Airbnb faces similar struggles to its sharing economy cousin, the contentiously disruptive Uber, but it has a very different strategy, according to Chesky.
“You don’t want to have a business or a CEO that’s fighting if people are sharing rooms,” Chesky said, adding that the culture of sharing people’s homes lends itself to a different culture. He claims he’s on good terms with several big hotel chain CEOs and that they “don’t have major problems” with Airbnb because hotel occupancy rates are the highest they’ve been in 20 years.
Re/code Co-Executive Editor Kara Swisher quipped that she sometimes refers to Chesky as “the nice Travis Kalanick.”
In addition to international expansion, Chesky said the company is looking to jump into another aspect of the sharing economy: Time.
“The biggest asset someone has is their time,” Chesky said. “Hospitality shouldn’t be limited to sharing your homes.”
As an example, he said: “Imagine you were to get off a plane in Paris. What are all the different types of experiences you’d want in Paris?” Chesky said.
“A French person yelling at me?” Swisher offered.
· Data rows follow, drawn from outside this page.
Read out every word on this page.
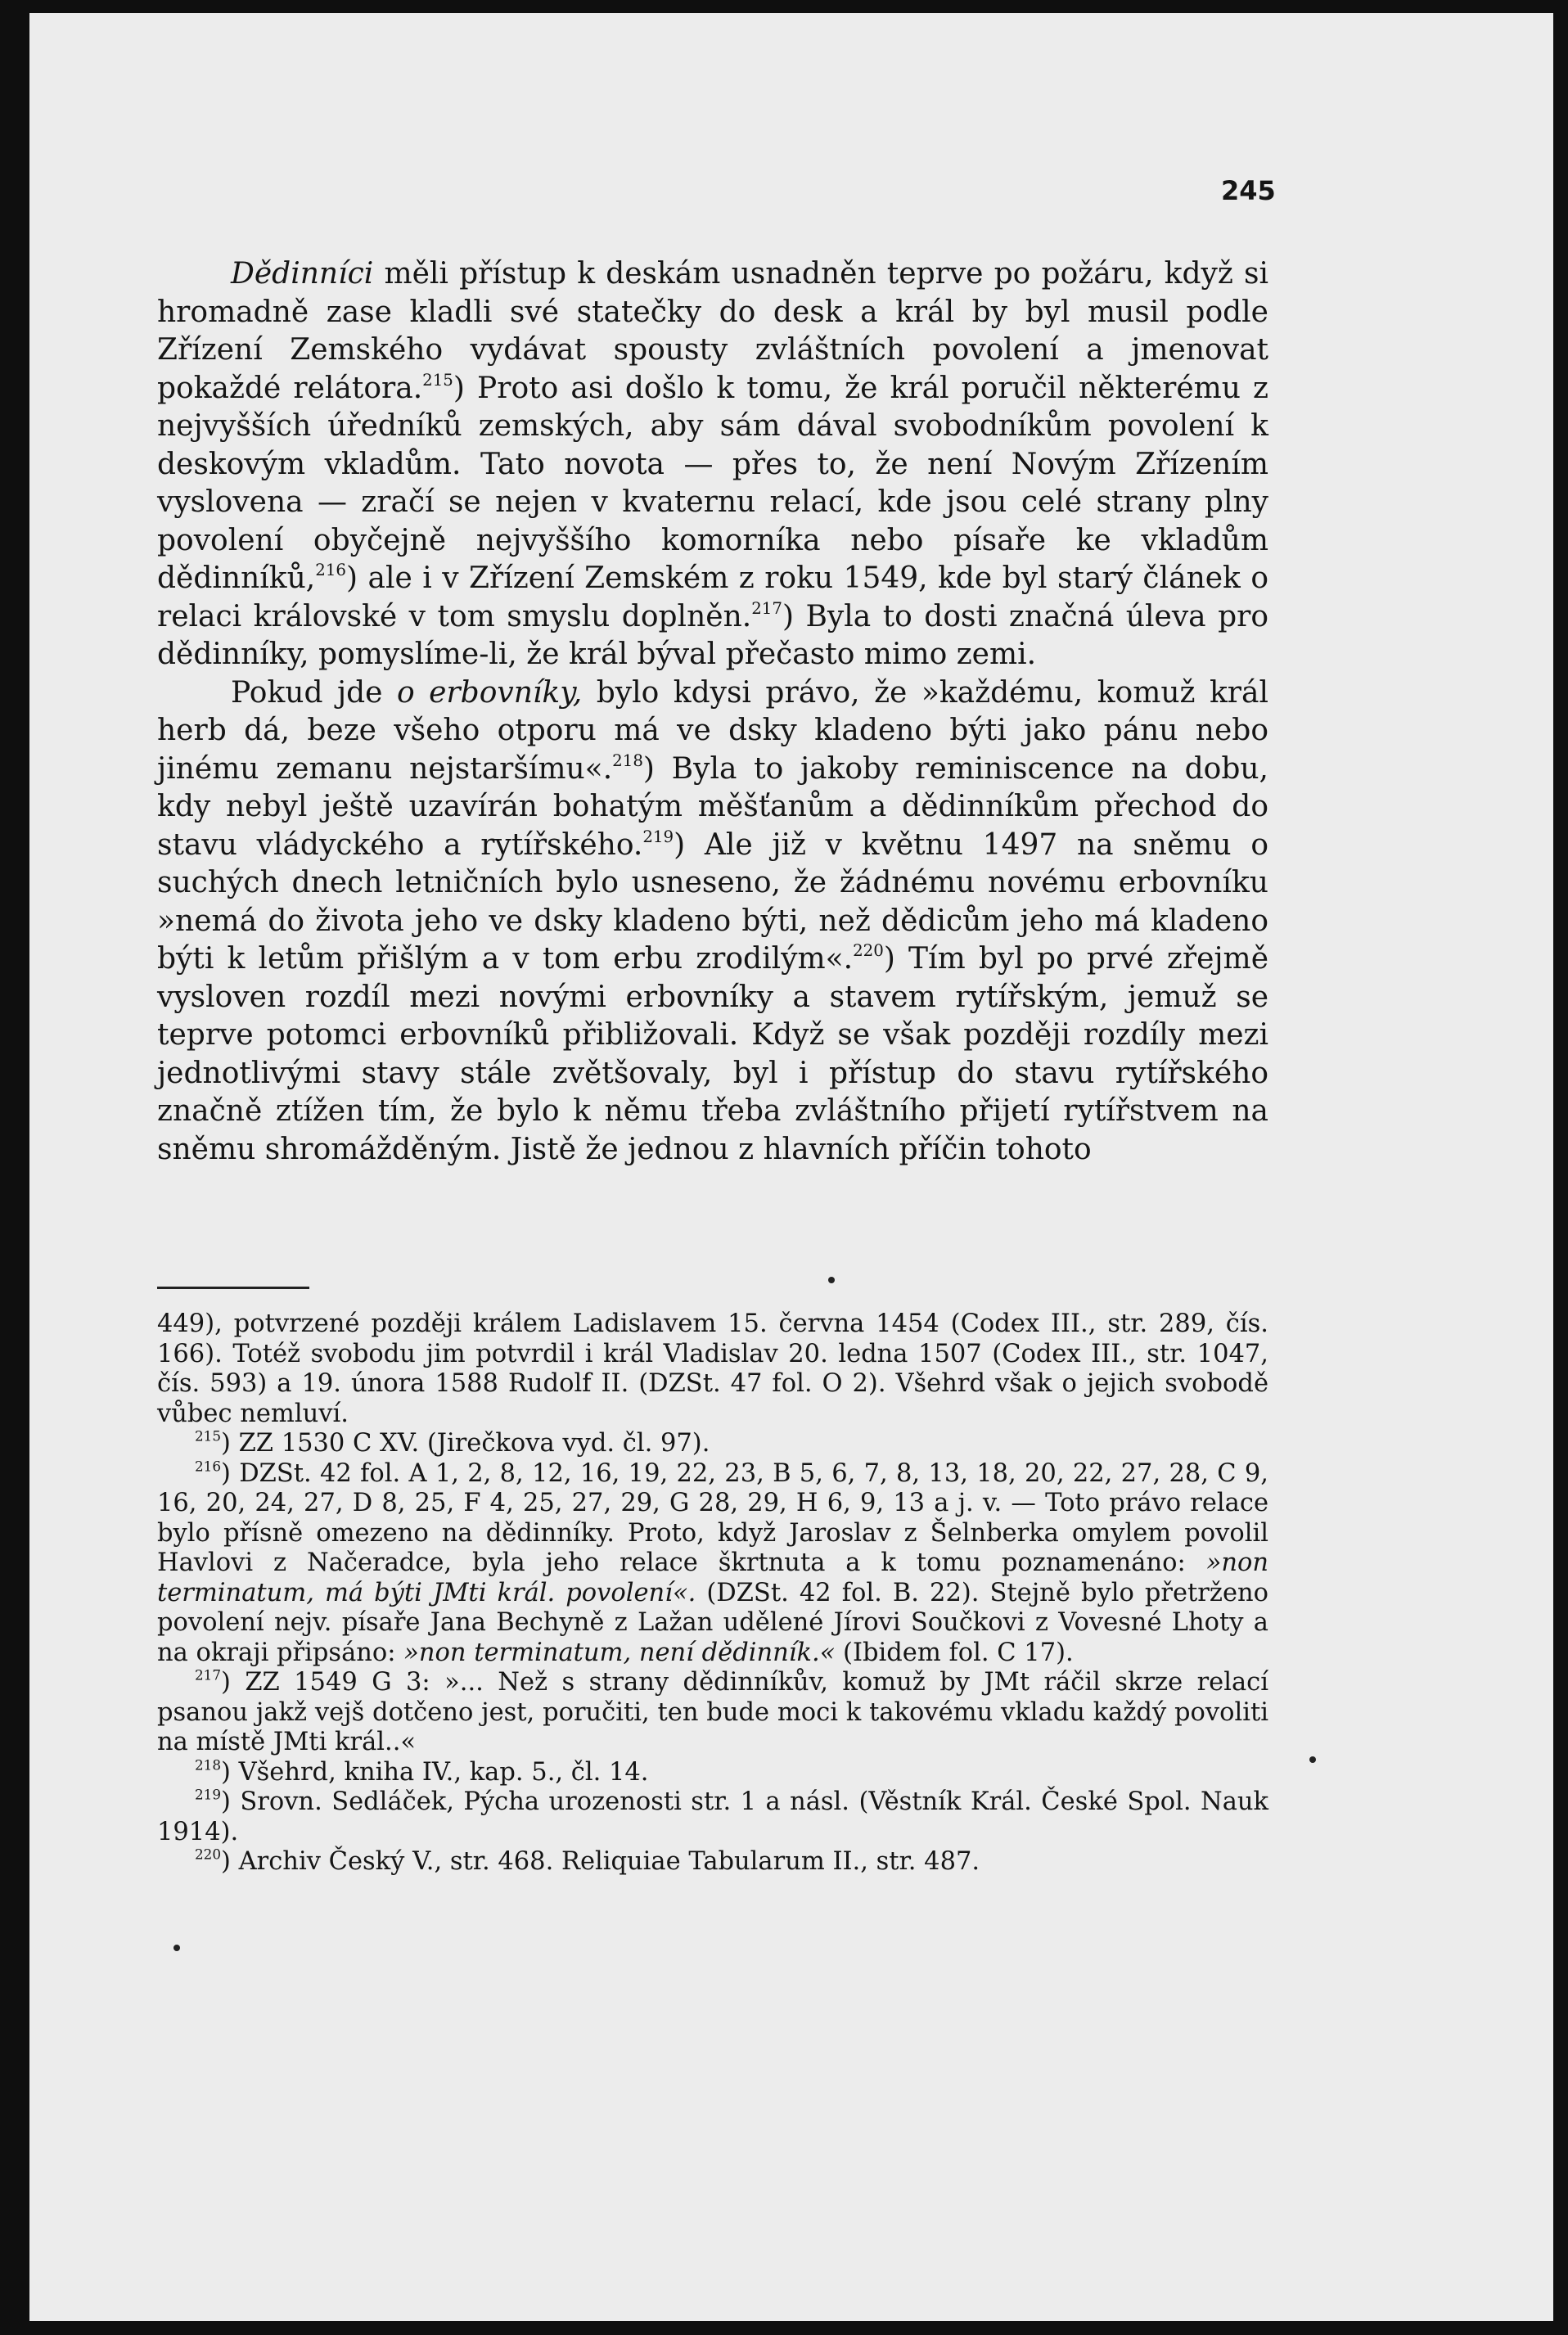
245

Dědinníci měli přístup k deskám usnadněn teprve po požáru, když si hromadně zase kladli své statečky do desk a král by byl musil podle Zřízení Zemského vydávat spousty zvláštních povolení a jmenovat pokaždé relátora.$^{215}$) Proto asi došlo k tomu, že král poručil některému z nejvyšších úředníků zemských, aby sám dával svobodníkům povolení k deskovým vkladům. Tato novota — přes to, že není Novým Zřízením vyslovena — zračí se nejen v kvaternu relací, kde jsou celé strany plny povolení obyčejně nejvyššího komorníka nebo písaře ke vkladům dědinníků,$^{216}$) ale i v Zřízení Zemském z roku 1549, kde byl starý článek o relaci královské v tom smyslu doplněn.$^{217}$) Byla to dosti značná úleva pro dědinníky, pomyslíme-li, že král býval přečasto mimo zemi.

Pokud jde o erbovníky, bylo kdysi právo, že »každému, komuž král herb dá, beze všeho otporu má ve dsky kladeno býti jako pánu nebo jinému zemanu nejstaršímu«.$^{218}$) Byla to jakoby reminiscence na dobu, kdy nebyl ještě uzavírán bohatým měšťanům a dědinníkům přechod do stavu vládyckého a rytířského.$^{219}$) Ale již v květnu 1497 na sněmu o suchých dnech letničních bylo usneseno, že žádnému novému erbovníku »nemá do života jeho ve dsky kladeno býti, než dědicům jeho má kladeno býti k letům přišlým a v tom erbu zrodilým«.$^{220}$) Tím byl po prvé zřejmě vysloven rozdíl mezi novými erbovníky a stavem rytířským, jemuž se teprve potomci erbovníků přibližovali. Když se však později rozdíly mezi jednotlivými stavy stále zvětšovaly, byl i přístup do stavu rytířského značně ztížen tím, že bylo k němu třeba zvláštního přijetí rytířstvem na sněmu shromážděným. Jistě že jednou z hlavních příčin tohoto

449), potvrzené později králem Ladislavem 15. června 1454 (Codex III., str. 289, čís. 166). Totéž svobodu jim potvrdil i král Vladislav 20. ledna 1507 (Codex III., str. 1047, čís. 593) a 19. února 1588 Rudolf II. (DZSt. 47 fol. O 2). Všehrd však o jejich svobodě vůbec nemluví.

$^{215}$) ZZ 1530 C XV. (Jirečkova vyd. čl. 97).

$^{216}$) DZSt. 42 fol. A 1, 2, 8, 12, 16, 19, 22, 23, B 5, 6, 7, 8, 13, 18, 20, 22, 27, 28, C 9, 16, 20, 24, 27, D 8, 25, F 4, 25, 27, 29, G 28, 29, H 6, 9, 13 a j. v. — Toto právo relace bylo přísně omezeno na dědinníky. Proto, když Jaroslav z Šelnberka omylem povolil Havlovi z Načeradce, byla jeho relace škrtnuta a k tomu poznamenáno: »non terminatum, má býti JMti král. povolení«. (DZSt. 42 fol. B. 22). Stejně bylo přetrženo povolení nejv. písaře Jana Bechyně z Lažan udělené Jírovi Součkovi z Vovesné Lhoty a na okraji připsáno: »non terminatum, není dědinník.« (Ibidem fol. C 17).

$^{217}$) ZZ 1549 G 3: »... Než s strany dědinníkův, komuž by JMt ráčil skrze relací psanou jakž vejš dotčeno jest, poručiti, ten bude moci k takovému vkladu každý povoliti na místě JMti král..«

$^{218}$) Všehrd, kniha IV., kap. 5., čl. 14.

$^{219}$) Srovn. Sedláček, Pýcha urozenosti str. 1 a násl. (Věstník Král. České Spol. Nauk 1914).

$^{220}$) Archiv Český V., str. 468. Reliquiae Tabularum II., str. 487.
“Imagine that happens on demand,” Chesky said.
The example was in jest, but you could imagine Airbnb testing new kinds of hospitality experiences, such as local residents offering tours, or throwing parties or events for tourists.
When asked about when we could expect to see Airbnb go public, Chesky said it’s a ways off. “The moment we start working on the IPO, that’s a two-year project,” Chesky said.